Tanggal 29 Mei diperingati sebagai Hari Anti Tambang. Sejarah Hari Anti Tambang berawal dari tragedi semburan lumpur Lapindo, di Desa Renokenongo dan Desa Jatirejo, Kecamatan Porong, Sidoarjo, Jawa Timur, pada 29 Mei 2006.
Wahyu Eka Setyawan, Direktur Eksekutif Wahana Lingkungan Hidup Indonesia (WALHI) Jawa Timur, mengungkapkan, Hari Anti Tambang 2023 menjadi pengingat bagi masyarakat Indonesia bahwa industri ekstraktif itu berbahaya.
Bencana akibat industri tambang minyak dan gas di Sidoarjo itu menenggelamkan 10.000 rumah lebih serta berbagai fasilitas publik seperti sekolah, masjid, kantor pemerintahan, dan lain-lain.
Hari Anti Tambang diperingati pertama kali sejak tahun 2011. Hal itu berdasarkan kesepakatan dalam Pertemuan Nasional Jaringan Advokasi Tambang (Pernas JATAM) 2010.
“Hari Anti Tambang ini sebagai peringatan dan refleksi bahwa industri ekstraktif itu berbahaya. Lapindo itu menjadi salah satu contoh ketika industri ekstraktif dampak kerusakannya bisa luas dan mengundang bencana yang lebih besar kepada masyarakat,” ujar Wahyu saat dikonfirmasi Kabar Trenggalek.
Wahyu menyoroti dampak kerusakan dari industri pertambangan di Jawa Timur. Mengingat, kondisi Pulau Jawa yang sudah dipadati penduduk. Ketika pertambangan diperluas ke wilayah Jawa Timur, bisa meningkatkan potensi bencana.

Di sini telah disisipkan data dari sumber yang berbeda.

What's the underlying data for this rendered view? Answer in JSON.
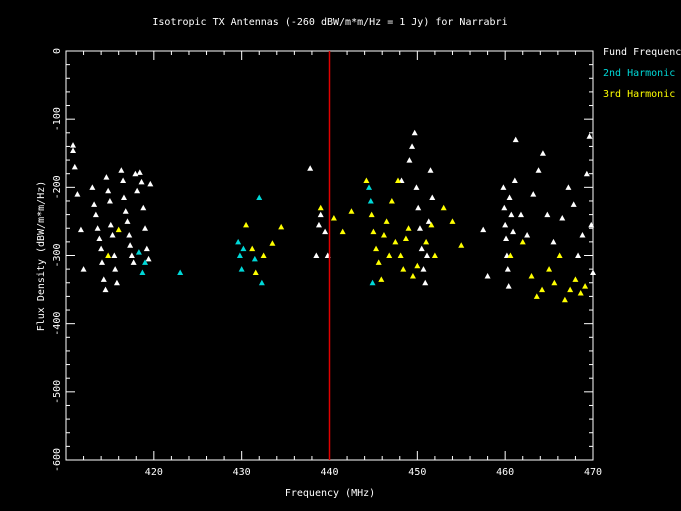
{
  "chart_data": {
    "type": "scatter",
    "title": "Isotropic TX Antennas (-260 dBW/m*m/Hz = 1 Jy) for Narrabri",
    "xlabel": "Frequency (MHz)",
    "ylabel": "Flux Density (dBW/m*m/Hz)",
    "xlim": [
      410,
      470
    ],
    "ylim": [
      -600,
      0
    ],
    "x_ticks": [
      420,
      430,
      440,
      450,
      460,
      470
    ],
    "x_tick_labels": [
      "420",
      "430",
      "440",
      "450",
      "460",
      "470"
    ],
    "y_ticks": [
      0,
      -100,
      -200,
      -300,
      -400,
      -500,
      -600
    ],
    "y_tick_labels": [
      "0",
      "-100",
      "-200",
      "-300",
      "-400",
      "-500",
      "-600"
    ],
    "marker_line": {
      "x": 440,
      "color": "#e00000"
    },
    "legend_position": "right-outside-top",
    "series": [
      {
        "name": "Fund Frequency",
        "color": "#ffffff",
        "points": [
          [
            410.8,
            -138
          ],
          [
            410.8,
            -146
          ],
          [
            411.0,
            -170
          ],
          [
            411.3,
            -210
          ],
          [
            411.7,
            -262
          ],
          [
            412.0,
            -320
          ],
          [
            413.0,
            -200
          ],
          [
            413.2,
            -225
          ],
          [
            413.4,
            -240
          ],
          [
            413.6,
            -260
          ],
          [
            413.8,
            -275
          ],
          [
            414.0,
            -290
          ],
          [
            414.1,
            -310
          ],
          [
            414.3,
            -335
          ],
          [
            414.5,
            -350
          ],
          [
            414.6,
            -185
          ],
          [
            414.8,
            -205
          ],
          [
            415.0,
            -220
          ],
          [
            415.1,
            -255
          ],
          [
            415.3,
            -270
          ],
          [
            415.5,
            -300
          ],
          [
            415.6,
            -320
          ],
          [
            415.8,
            -340
          ],
          [
            416.3,
            -175
          ],
          [
            416.5,
            -190
          ],
          [
            416.6,
            -215
          ],
          [
            416.8,
            -235
          ],
          [
            417.0,
            -250
          ],
          [
            417.2,
            -270
          ],
          [
            417.3,
            -285
          ],
          [
            417.5,
            -300
          ],
          [
            417.7,
            -310
          ],
          [
            417.9,
            -180
          ],
          [
            418.1,
            -205
          ],
          [
            418.4,
            -178
          ],
          [
            418.6,
            -192
          ],
          [
            418.8,
            -230
          ],
          [
            419.0,
            -260
          ],
          [
            419.2,
            -290
          ],
          [
            419.4,
            -305
          ],
          [
            419.6,
            -195
          ],
          [
            437.8,
            -172
          ],
          [
            438.5,
            -300
          ],
          [
            438.8,
            -255
          ],
          [
            439.0,
            -240
          ],
          [
            439.5,
            -265
          ],
          [
            439.8,
            -300
          ],
          [
            448.2,
            -190
          ],
          [
            449.1,
            -160
          ],
          [
            449.4,
            -140
          ],
          [
            449.7,
            -120
          ],
          [
            449.9,
            -200
          ],
          [
            450.1,
            -230
          ],
          [
            450.3,
            -260
          ],
          [
            450.5,
            -290
          ],
          [
            450.7,
            -320
          ],
          [
            450.9,
            -340
          ],
          [
            451.1,
            -300
          ],
          [
            451.3,
            -250
          ],
          [
            451.5,
            -175
          ],
          [
            451.7,
            -215
          ],
          [
            457.5,
            -262
          ],
          [
            458.0,
            -330
          ],
          [
            459.8,
            -200
          ],
          [
            459.9,
            -230
          ],
          [
            460.0,
            -255
          ],
          [
            460.1,
            -275
          ],
          [
            460.2,
            -300
          ],
          [
            460.3,
            -320
          ],
          [
            460.4,
            -345
          ],
          [
            460.5,
            -215
          ],
          [
            460.7,
            -240
          ],
          [
            460.9,
            -265
          ],
          [
            461.1,
            -190
          ],
          [
            461.2,
            -130
          ],
          [
            461.8,
            -240
          ],
          [
            462.5,
            -270
          ],
          [
            463.2,
            -210
          ],
          [
            463.8,
            -175
          ],
          [
            464.3,
            -150
          ],
          [
            464.8,
            -240
          ],
          [
            465.5,
            -280
          ],
          [
            466.5,
            -245
          ],
          [
            467.2,
            -200
          ],
          [
            467.8,
            -225
          ],
          [
            468.3,
            -300
          ],
          [
            468.8,
            -270
          ],
          [
            469.3,
            -180
          ],
          [
            469.6,
            -125
          ],
          [
            469.8,
            -255
          ],
          [
            470.0,
            -325
          ]
        ]
      },
      {
        "name": "2nd Harmonic",
        "color": "#00d8d8",
        "points": [
          [
            418.3,
            -295
          ],
          [
            418.7,
            -325
          ],
          [
            419.0,
            -310
          ],
          [
            423.0,
            -325
          ],
          [
            429.6,
            -280
          ],
          [
            429.8,
            -300
          ],
          [
            430.0,
            -320
          ],
          [
            430.2,
            -290
          ],
          [
            431.5,
            -305
          ],
          [
            432.0,
            -215
          ],
          [
            432.3,
            -340
          ],
          [
            444.5,
            -200
          ],
          [
            444.7,
            -220
          ],
          [
            444.9,
            -340
          ]
        ]
      },
      {
        "name": "3rd Harmonic",
        "color": "#ffff00",
        "points": [
          [
            414.8,
            -300
          ],
          [
            416.0,
            -262
          ],
          [
            430.5,
            -255
          ],
          [
            431.2,
            -290
          ],
          [
            431.6,
            -325
          ],
          [
            432.5,
            -300
          ],
          [
            433.5,
            -282
          ],
          [
            434.5,
            -258
          ],
          [
            439.0,
            -230
          ],
          [
            440.5,
            -245
          ],
          [
            441.5,
            -265
          ],
          [
            442.5,
            -235
          ],
          [
            444.2,
            -190
          ],
          [
            444.8,
            -240
          ],
          [
            445.0,
            -265
          ],
          [
            445.3,
            -290
          ],
          [
            445.6,
            -310
          ],
          [
            445.9,
            -335
          ],
          [
            446.2,
            -270
          ],
          [
            446.5,
            -250
          ],
          [
            446.8,
            -300
          ],
          [
            447.1,
            -220
          ],
          [
            447.5,
            -280
          ],
          [
            447.8,
            -190
          ],
          [
            448.1,
            -300
          ],
          [
            448.4,
            -320
          ],
          [
            448.7,
            -275
          ],
          [
            449.0,
            -260
          ],
          [
            449.5,
            -330
          ],
          [
            450.0,
            -315
          ],
          [
            451.0,
            -280
          ],
          [
            451.6,
            -255
          ],
          [
            452.0,
            -300
          ],
          [
            453.0,
            -230
          ],
          [
            454.0,
            -250
          ],
          [
            455.0,
            -285
          ],
          [
            460.6,
            -300
          ],
          [
            462.0,
            -280
          ],
          [
            463.0,
            -330
          ],
          [
            463.6,
            -360
          ],
          [
            464.2,
            -350
          ],
          [
            465.0,
            -320
          ],
          [
            465.6,
            -340
          ],
          [
            466.2,
            -300
          ],
          [
            466.8,
            -365
          ],
          [
            467.4,
            -350
          ],
          [
            468.0,
            -335
          ],
          [
            468.6,
            -355
          ],
          [
            469.1,
            -345
          ]
        ]
      }
    ]
  }
}
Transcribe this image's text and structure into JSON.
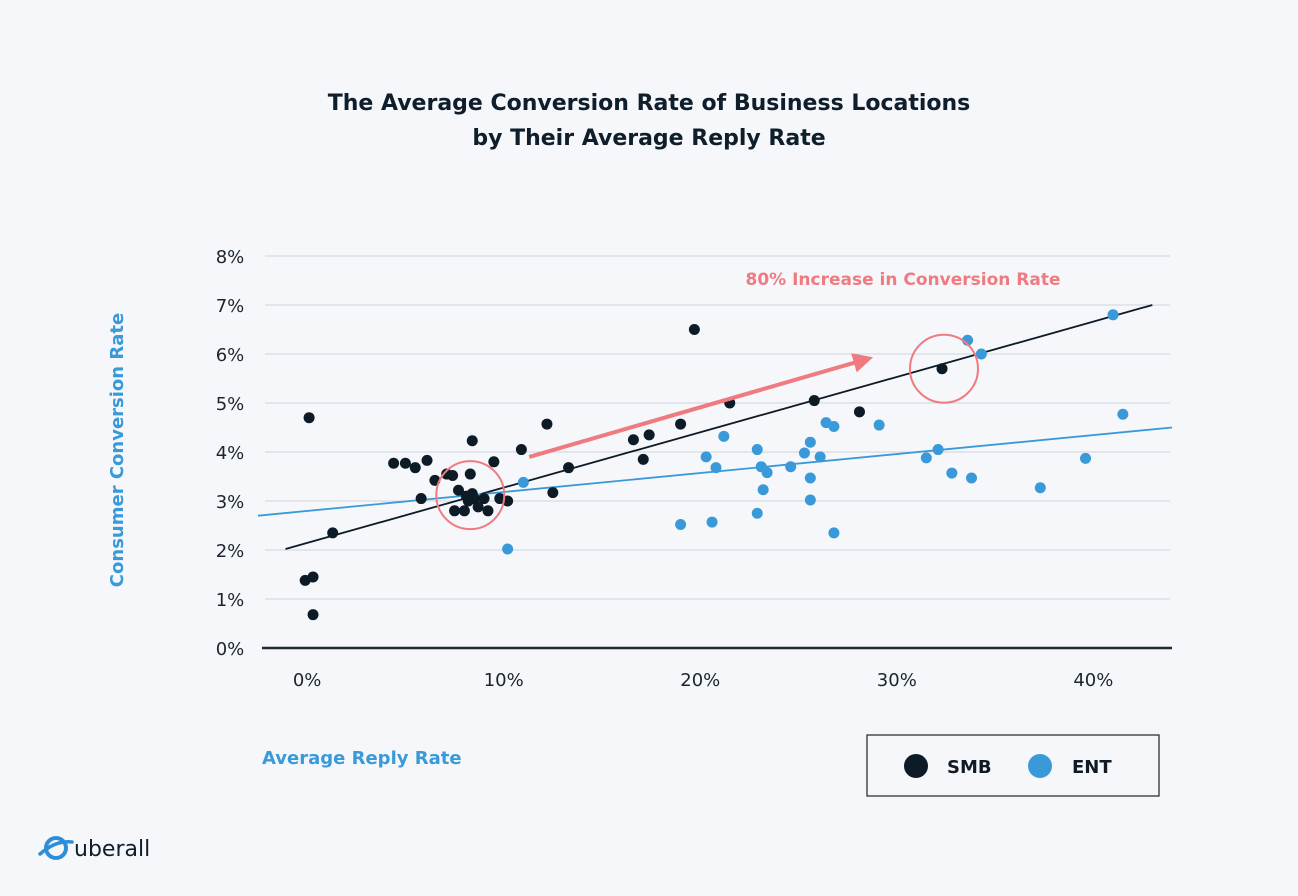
{
  "brand": {
    "name": "uberall",
    "icon": "globe-icon"
  },
  "colors": {
    "smb": "#0d1b27",
    "ent": "#3a9ad9",
    "accent": "#ef7b80",
    "grid": "#d0d4d9",
    "axis": "#1f2a33"
  },
  "chart_data": {
    "type": "scatter",
    "title": [
      "The Average Conversion Rate of Business Locations",
      "by Their Average Reply Rate"
    ],
    "xlabel": "Average Reply Rate",
    "ylabel": "Consumer Conversion Rate",
    "xlim": [
      -2.5,
      44
    ],
    "ylim": [
      0,
      8
    ],
    "x_ticks": [
      0,
      10,
      20,
      30,
      40
    ],
    "x_tick_labels": [
      "0%",
      "10%",
      "20%",
      "30%",
      "40%"
    ],
    "y_ticks": [
      0,
      1,
      2,
      3,
      4,
      5,
      6,
      7,
      8
    ],
    "y_tick_labels": [
      "0%",
      "1%",
      "2%",
      "3%",
      "4%",
      "5%",
      "6%",
      "7%",
      "8%"
    ],
    "grid": "horizontal",
    "legend_position": "bottom-right",
    "annotation": "80% Increase in Conversion Rate",
    "series": [
      {
        "name": "SMB",
        "points": [
          [
            0.1,
            4.7
          ],
          [
            -0.1,
            1.38
          ],
          [
            0.3,
            1.45
          ],
          [
            0.3,
            0.68
          ],
          [
            1.3,
            2.35
          ],
          [
            4.4,
            3.77
          ],
          [
            5.0,
            3.77
          ],
          [
            5.5,
            3.68
          ],
          [
            6.1,
            3.83
          ],
          [
            5.8,
            3.05
          ],
          [
            6.5,
            3.42
          ],
          [
            7.1,
            3.55
          ],
          [
            7.4,
            3.52
          ],
          [
            7.7,
            3.22
          ],
          [
            7.5,
            2.8
          ],
          [
            8.0,
            2.8
          ],
          [
            8.1,
            3.1
          ],
          [
            8.3,
            3.55
          ],
          [
            8.4,
            4.23
          ],
          [
            8.4,
            3.15
          ],
          [
            8.2,
            3.0
          ],
          [
            8.5,
            3.05
          ],
          [
            8.7,
            2.88
          ],
          [
            9.0,
            3.05
          ],
          [
            9.2,
            2.8
          ],
          [
            9.5,
            3.8
          ],
          [
            9.8,
            3.05
          ],
          [
            10.2,
            3.0
          ],
          [
            10.9,
            4.05
          ],
          [
            12.2,
            4.57
          ],
          [
            12.5,
            3.17
          ],
          [
            13.3,
            3.68
          ],
          [
            16.6,
            4.25
          ],
          [
            17.1,
            3.85
          ],
          [
            17.4,
            4.35
          ],
          [
            19.0,
            4.57
          ],
          [
            19.7,
            6.5
          ],
          [
            21.5,
            5.0
          ],
          [
            25.8,
            5.05
          ],
          [
            28.1,
            4.82
          ],
          [
            32.3,
            5.7
          ]
        ]
      },
      {
        "name": "ENT",
        "points": [
          [
            10.2,
            2.02
          ],
          [
            11.0,
            3.38
          ],
          [
            19.0,
            2.52
          ],
          [
            20.3,
            3.9
          ],
          [
            20.6,
            2.57
          ],
          [
            20.8,
            3.68
          ],
          [
            21.2,
            4.32
          ],
          [
            22.9,
            2.75
          ],
          [
            22.9,
            4.05
          ],
          [
            23.1,
            3.7
          ],
          [
            23.2,
            3.23
          ],
          [
            23.4,
            3.58
          ],
          [
            24.6,
            3.7
          ],
          [
            25.3,
            3.98
          ],
          [
            25.6,
            3.47
          ],
          [
            25.6,
            4.2
          ],
          [
            25.6,
            3.02
          ],
          [
            26.1,
            3.9
          ],
          [
            26.4,
            4.6
          ],
          [
            26.8,
            4.52
          ],
          [
            26.8,
            2.35
          ],
          [
            29.1,
            4.55
          ],
          [
            31.5,
            3.88
          ],
          [
            32.1,
            4.05
          ],
          [
            32.8,
            3.57
          ],
          [
            33.6,
            6.28
          ],
          [
            33.8,
            3.47
          ],
          [
            34.3,
            6.0
          ],
          [
            37.3,
            3.27
          ],
          [
            39.6,
            3.87
          ],
          [
            41.0,
            6.8
          ],
          [
            41.5,
            4.77
          ]
        ]
      }
    ],
    "trendlines": [
      {
        "name": "SMB",
        "x": [
          -1.1,
          43.0
        ],
        "y": [
          2.02,
          7.0
        ]
      },
      {
        "name": "ENT",
        "x": [
          -2.5,
          44.0
        ],
        "y": [
          2.7,
          4.5
        ]
      }
    ],
    "highlights": [
      {
        "x": 8.3,
        "y": 3.12
      },
      {
        "x": 32.4,
        "y": 5.7
      }
    ],
    "arrow": {
      "from": [
        11.3,
        3.9
      ],
      "to": [
        28.5,
        5.9
      ]
    }
  }
}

“Karena rata-rata industri tambang berada di kawasan hutan, dekat pemukiman, dekat mata air, dan tentu mengganggu kehidupan masyarakat. Padahal, Jawa kebutuhan airnya cukup besar. Apalagi dengan menurunnya jumlah mata air dan hutan di berbagai wilayah, lha kok ditambah tambang?” ucap Wahyu.
WALHI Jawa Timur juga menyoroti izin pertambangan di Trenggalek berpotensi untuk memperentan wilayahnya dari ancaman bencana. Menurut Wahyu, perizinan tambang emas PT Sumber Mineral Nusantara (SMN) di Trenggalek tumpang tindih dengan kawasan hutan lindung dan karst.
Perlu diketahui, berdasarkan dokumen Izin Usaha Pertambangan Operasi Produksi (IUP OP) PT SMN, ada 9 dari 14 kecamatan di Trenggalek yang masuk konsesi tambang emas. Area konsesi 12.813,41 hektare dari PT SMN itu tercacat sebagai tambang emas terbesar di Pulau Jawa.
“Tambang-tambang di Pulau Jawa ini daripada mengisi ruang kosong, tapi malah lebih banyak mengisi ruang-ruang penting, ruang penyangga, yang seharusnya tidak dialihfungsikan. Berarti, Jawa ini tidak butuh tambang, karena sudah tidak ada ruang lagi,” terang Wahyu.
Wahyu mengatakan, seharusnya pemerintah pusat maupun Provinsi Jawa Timur, untuk lebih memaksimalkan perekonomian yang tidak merusak lingkungan, bukan mengedepankan tambang. Sebab, tambang dinilai tidak menguntungkan, tapi lebih banyak memberi dampak kerusakan lingkungan serta bencana kepada masyarakat.
Menurut Wahyu, masyarakat Trenggalek perlu melihat contoh pertmabangan yang sudah memberi dampak kerusakan lingkungan di wilayah lain. Sehingga masyarakat Trenggalek memiliki kesadaran untuk menyelamatkan ruang hidupnya.
“Trenggalek kalau dijebol tambang, akan menambah korban di Pulau Jawa. Karena di wilayah Jawa Timur sudah dieksploitasi, Trenggalek akan dieksploitasi juga, tempat-tempat lain berpotensi dieksploitasi. Dengan menjaga Trenggalek dari pertambangan, itu juga menjaga kawasan pesisir selatan dari ancaman bencana,” jelas Wahyu.
Wahyu menilai, perjuangan menolak tambang penting bagi masyarakat Trenggalek. Karena perjuangan itu menunjukkan bahwa tanpa tambang, masyarakat Trenggalek bisa sejahtera.
“Terutama dengan hasil-hasil bumi di Trenggalek. Dengan hasil bumi dan wisata, Trenggalek sudah baik. Tentu itu menunjukkan, tanpa tambang, masyarakat Trenggalek bisa hidup dan sejahtera,” ujarnya.